Das Jahr 2020 markiert aus Sicht der New England Patriots nicht weniger als eine neue Zeitrechnung, eine gänzlich neue Ära: Nach 20 Jahren, 19 Winning Seasons, 17 Playoff-Teilnahmen und sechs Super-Bowl-Titeln schloss sich Tom Brady im Frühjahr den Tampa Bay Buccaneers an.
Der Status der Patriots veränderte sich praktisch über Nacht massiv: Statt eines Super-Bowl-Favoriten war die Franchise plötzlich nur noch ein möglicher Playoff-Aspirant. Statt das Team nuanciert verbessern zu müssen, stand plötzlich ein kompletter Rebuild der Mannschaft im Raum.
Umso spannender sollte die Offseason der Patriots in diesem Jahr werden. Wie würde Bill Belichick auf diese gänzlich neuen Umstände reagieren? Wer soll Bradys Nachfolger werden?

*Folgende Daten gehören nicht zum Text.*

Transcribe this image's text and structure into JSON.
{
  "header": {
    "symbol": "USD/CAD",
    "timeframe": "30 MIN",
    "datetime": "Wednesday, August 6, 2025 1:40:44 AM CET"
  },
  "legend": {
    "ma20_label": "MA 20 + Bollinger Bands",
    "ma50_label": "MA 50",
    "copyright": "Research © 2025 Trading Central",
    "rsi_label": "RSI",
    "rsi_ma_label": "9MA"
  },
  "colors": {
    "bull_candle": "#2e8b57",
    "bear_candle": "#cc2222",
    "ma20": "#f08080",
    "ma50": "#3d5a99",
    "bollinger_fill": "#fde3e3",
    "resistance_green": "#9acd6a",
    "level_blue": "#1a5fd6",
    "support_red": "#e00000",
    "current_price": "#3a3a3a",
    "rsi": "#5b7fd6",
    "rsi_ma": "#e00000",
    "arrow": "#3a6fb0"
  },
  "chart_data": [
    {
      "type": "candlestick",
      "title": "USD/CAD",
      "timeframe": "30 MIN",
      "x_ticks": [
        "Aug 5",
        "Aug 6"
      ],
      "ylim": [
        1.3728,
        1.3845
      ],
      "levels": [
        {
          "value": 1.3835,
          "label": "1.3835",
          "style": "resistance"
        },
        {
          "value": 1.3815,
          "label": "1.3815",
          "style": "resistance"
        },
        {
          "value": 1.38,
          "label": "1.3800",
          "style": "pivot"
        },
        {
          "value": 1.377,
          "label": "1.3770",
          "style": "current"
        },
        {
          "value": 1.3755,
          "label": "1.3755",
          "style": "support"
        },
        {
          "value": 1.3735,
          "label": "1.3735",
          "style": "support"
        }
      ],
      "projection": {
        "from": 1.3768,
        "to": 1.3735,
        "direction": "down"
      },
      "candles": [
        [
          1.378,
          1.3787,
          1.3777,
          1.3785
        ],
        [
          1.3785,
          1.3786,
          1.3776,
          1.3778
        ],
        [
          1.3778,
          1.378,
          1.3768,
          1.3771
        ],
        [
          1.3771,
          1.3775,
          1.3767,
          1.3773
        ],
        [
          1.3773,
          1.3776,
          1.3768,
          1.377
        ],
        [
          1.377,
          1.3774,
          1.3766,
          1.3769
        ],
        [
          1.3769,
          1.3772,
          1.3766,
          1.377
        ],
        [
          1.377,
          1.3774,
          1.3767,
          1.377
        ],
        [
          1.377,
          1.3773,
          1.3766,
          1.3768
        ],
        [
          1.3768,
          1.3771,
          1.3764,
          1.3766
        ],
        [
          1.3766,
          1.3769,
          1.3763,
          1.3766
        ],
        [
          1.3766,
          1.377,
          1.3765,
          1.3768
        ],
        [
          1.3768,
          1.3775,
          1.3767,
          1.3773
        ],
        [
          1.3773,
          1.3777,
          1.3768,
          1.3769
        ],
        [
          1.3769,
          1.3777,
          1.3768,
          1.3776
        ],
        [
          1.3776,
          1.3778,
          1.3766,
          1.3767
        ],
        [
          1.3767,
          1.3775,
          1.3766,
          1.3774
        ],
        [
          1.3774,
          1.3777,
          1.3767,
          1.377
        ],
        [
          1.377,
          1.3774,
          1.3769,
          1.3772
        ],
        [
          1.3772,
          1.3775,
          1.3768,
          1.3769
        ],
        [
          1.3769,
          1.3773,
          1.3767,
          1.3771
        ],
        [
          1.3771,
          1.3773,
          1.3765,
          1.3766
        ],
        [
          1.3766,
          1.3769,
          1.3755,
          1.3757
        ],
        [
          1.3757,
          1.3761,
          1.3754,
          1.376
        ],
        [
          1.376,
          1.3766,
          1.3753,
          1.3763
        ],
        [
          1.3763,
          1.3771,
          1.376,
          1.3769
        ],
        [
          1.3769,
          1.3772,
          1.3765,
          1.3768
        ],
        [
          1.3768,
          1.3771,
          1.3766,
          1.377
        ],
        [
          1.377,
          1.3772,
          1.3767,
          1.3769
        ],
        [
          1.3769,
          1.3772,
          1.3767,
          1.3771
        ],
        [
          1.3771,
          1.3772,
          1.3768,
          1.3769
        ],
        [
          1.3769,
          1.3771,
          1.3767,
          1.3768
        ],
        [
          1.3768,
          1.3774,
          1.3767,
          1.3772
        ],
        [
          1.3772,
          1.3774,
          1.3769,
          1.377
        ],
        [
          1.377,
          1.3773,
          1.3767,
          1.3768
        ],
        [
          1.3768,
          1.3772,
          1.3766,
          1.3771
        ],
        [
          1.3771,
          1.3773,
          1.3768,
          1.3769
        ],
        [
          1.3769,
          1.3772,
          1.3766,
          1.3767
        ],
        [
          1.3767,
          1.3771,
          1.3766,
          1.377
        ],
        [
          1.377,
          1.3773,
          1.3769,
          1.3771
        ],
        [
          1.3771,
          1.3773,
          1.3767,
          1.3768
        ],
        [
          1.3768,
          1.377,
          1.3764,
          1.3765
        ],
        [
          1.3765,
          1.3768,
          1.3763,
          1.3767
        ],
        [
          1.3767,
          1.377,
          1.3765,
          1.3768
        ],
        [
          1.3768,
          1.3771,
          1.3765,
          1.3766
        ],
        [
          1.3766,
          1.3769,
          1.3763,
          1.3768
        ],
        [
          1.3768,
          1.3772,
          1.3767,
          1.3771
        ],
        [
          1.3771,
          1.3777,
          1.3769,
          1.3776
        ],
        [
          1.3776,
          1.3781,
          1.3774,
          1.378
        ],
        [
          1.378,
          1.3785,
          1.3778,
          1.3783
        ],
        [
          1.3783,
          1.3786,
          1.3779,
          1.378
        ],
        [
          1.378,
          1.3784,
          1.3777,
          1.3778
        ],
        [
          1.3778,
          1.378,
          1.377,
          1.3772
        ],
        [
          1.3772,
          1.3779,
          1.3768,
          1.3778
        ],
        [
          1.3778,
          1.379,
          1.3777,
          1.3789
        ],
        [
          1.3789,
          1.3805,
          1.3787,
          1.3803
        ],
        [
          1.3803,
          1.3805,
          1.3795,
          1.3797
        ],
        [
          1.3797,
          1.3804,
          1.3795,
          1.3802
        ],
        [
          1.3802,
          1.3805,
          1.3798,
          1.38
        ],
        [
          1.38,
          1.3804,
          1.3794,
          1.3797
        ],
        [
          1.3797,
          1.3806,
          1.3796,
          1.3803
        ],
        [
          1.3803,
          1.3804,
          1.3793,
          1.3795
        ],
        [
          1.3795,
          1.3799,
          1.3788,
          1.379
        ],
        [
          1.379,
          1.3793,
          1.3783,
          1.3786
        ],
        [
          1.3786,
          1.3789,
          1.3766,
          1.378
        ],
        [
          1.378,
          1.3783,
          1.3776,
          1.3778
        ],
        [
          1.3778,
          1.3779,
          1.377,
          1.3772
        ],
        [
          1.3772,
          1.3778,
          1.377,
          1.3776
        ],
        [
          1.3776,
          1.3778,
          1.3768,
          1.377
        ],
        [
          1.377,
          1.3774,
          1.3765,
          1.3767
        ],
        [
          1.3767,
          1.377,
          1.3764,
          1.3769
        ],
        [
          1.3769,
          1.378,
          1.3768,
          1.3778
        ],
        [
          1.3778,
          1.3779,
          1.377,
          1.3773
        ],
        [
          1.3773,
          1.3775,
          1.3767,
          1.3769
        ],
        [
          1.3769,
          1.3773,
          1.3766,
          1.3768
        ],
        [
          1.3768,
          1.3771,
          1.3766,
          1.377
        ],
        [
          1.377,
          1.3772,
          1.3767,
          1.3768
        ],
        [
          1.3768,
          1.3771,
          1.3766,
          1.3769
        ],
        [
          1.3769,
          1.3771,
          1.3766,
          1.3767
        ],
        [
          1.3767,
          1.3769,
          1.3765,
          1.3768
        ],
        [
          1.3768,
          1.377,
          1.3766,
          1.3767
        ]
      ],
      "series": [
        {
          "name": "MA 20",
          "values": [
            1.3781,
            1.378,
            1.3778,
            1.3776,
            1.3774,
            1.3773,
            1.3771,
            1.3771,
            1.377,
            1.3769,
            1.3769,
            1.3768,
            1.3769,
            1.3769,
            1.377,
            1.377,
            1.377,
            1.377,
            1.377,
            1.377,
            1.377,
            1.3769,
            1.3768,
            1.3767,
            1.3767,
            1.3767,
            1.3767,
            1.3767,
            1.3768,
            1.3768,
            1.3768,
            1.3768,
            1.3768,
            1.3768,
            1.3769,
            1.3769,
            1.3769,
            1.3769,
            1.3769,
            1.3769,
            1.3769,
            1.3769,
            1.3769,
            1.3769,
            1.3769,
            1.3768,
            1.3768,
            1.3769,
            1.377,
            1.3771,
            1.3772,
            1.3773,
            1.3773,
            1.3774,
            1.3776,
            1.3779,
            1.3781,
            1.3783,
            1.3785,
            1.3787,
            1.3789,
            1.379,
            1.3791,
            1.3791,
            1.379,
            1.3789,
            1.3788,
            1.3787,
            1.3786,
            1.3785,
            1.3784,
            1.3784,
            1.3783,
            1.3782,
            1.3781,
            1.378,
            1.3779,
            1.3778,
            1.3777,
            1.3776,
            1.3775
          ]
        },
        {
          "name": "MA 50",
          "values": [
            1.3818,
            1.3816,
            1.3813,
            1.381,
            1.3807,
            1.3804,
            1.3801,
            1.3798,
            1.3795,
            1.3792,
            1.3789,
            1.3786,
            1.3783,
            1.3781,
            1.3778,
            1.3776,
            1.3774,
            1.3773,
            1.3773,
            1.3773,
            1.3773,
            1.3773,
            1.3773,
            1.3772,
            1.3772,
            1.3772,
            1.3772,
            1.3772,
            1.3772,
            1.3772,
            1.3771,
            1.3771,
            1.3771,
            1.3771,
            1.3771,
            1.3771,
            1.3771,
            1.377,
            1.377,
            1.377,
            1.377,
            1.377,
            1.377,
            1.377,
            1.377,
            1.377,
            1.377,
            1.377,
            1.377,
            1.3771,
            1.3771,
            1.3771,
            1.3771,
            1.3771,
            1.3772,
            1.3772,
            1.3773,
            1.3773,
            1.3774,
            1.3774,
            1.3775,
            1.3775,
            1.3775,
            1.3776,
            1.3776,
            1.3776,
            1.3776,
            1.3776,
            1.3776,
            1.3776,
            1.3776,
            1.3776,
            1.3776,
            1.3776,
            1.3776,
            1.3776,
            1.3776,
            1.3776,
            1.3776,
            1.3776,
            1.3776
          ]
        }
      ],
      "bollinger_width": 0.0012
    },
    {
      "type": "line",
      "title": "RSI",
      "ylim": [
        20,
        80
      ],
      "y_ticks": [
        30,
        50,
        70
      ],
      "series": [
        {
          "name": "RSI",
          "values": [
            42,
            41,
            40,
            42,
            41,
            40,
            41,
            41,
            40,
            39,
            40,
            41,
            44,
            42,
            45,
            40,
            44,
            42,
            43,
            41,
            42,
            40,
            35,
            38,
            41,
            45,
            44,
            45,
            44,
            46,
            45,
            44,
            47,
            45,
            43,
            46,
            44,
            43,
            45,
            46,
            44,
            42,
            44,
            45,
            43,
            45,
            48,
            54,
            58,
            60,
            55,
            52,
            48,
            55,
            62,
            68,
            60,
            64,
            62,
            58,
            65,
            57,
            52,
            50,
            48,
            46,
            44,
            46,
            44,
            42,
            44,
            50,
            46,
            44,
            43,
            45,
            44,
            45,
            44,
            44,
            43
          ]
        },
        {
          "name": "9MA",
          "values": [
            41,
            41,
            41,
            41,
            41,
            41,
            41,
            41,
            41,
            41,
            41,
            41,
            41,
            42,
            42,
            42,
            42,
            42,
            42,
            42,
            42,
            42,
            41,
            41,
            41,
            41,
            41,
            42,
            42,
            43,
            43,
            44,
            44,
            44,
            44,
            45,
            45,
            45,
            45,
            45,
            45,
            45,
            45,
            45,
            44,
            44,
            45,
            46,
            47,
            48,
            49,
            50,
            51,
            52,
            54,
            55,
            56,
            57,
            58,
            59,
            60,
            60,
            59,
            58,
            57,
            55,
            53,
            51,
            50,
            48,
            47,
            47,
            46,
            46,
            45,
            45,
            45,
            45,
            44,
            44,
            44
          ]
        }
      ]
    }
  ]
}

Und wird dieser Quarterback einen verbesserten Supporting Cast bekommen?
Kurz gesagt: Was wird sich durch den Abgang von Brady verändern?
Etwas mehr als einen Monat später lässt sich überraschenderweise festhalten: Nicht allzu viel.
Patriots: Kein Starting Quarterback in der Free Agency
In der Free Agency hielten die Patriots den bald 33-jährigen Devin McCourty, auch Guard Joe Thuney bleibt, wenn auch vorerst nur für ein weiteres Jahr. Zudem verpflichtete das Team Defensive Tackle Beau Allen sowie Linebacker Brandon Copeland und Wide Receiver Damiere Byrd. Solide Verpflichtungen für mehr Tiefe, aber sicher nicht mehr.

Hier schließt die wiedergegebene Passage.